The @NTT framework accelerates post-quantum cryptography (PQC) algorithms by addressing the computational bottleneck of the Number Theoretic Transform (NTT) through design-time constant optimization and a fully pipelined architecture.
Specifically, @NTT employs the following strategies to enhance performance and efficiency:
Since the ring parameters (such as the coefficient modulus Q and polynomial degree N−1) for standardized PQC algorithms like Kyber and Dilithium are fixed, @NTT treats these values as synthesis-time constants rather than storing them in registers or memory.
This approach eliminates the need for complex memory access patterns and data movement logic traditionally used to retrieve twiddle factors.

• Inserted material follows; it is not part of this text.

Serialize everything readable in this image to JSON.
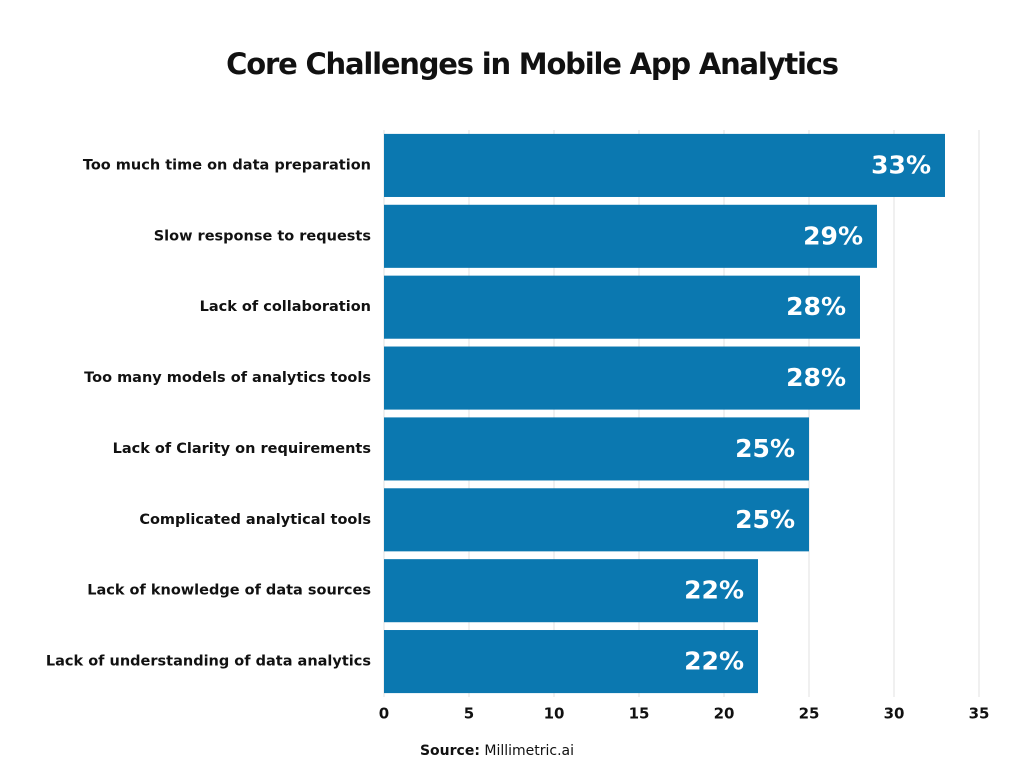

Multipliers are the most resource-intensive components of an NTT butterfly unit.
@NTT optimizes these by:
-
Decomposing constant multiplications
The framework replaces traditional multipliers with a minimal set of shifts and adders/subtractors. -
RTL Generation
It generates optimized RTL code specifically for the target algorithm, achieving significantly better area and performance results than general-purpose industry-standard synthesis tools. -
Merging Twiddle Factors
Twiddle factors are directly merged into the design logic, saving both power and area by eliminating dedicated hardware for twiddle factor generation or storage.
To maximize performance, @NTT uses a deeply pipelined architecture that implements every NTT stage in hardware.
This allows the design to achieve the maximum possible throughput of one N-point NTT per clock cycle.
The framework specifically targets standardized lattice-based algorithms where NTT accounts for the majority of execution time.
- On FPGA, @NTT reduces LUT usage by approximately 28%
- Improves frequency
- Achieves a throughput-per-LUT efficiency 8.5× higher than state-of-the-art implementations
- Delivers a throughput-per-LUT efficiency 5.2× higher than existing solutions
- Produces up to 305,000 NTT/ms on FPGA
- In ASIC implementations (TSMC 28nm), the design can deliver one N-point NTT every nanosecond
By optimizing the arithmetic units and the overall data flow at the design stage, @NTT creates highly compact and efficient hardware that fits more processing elements into a smaller area compared to traditional non-optimized designs.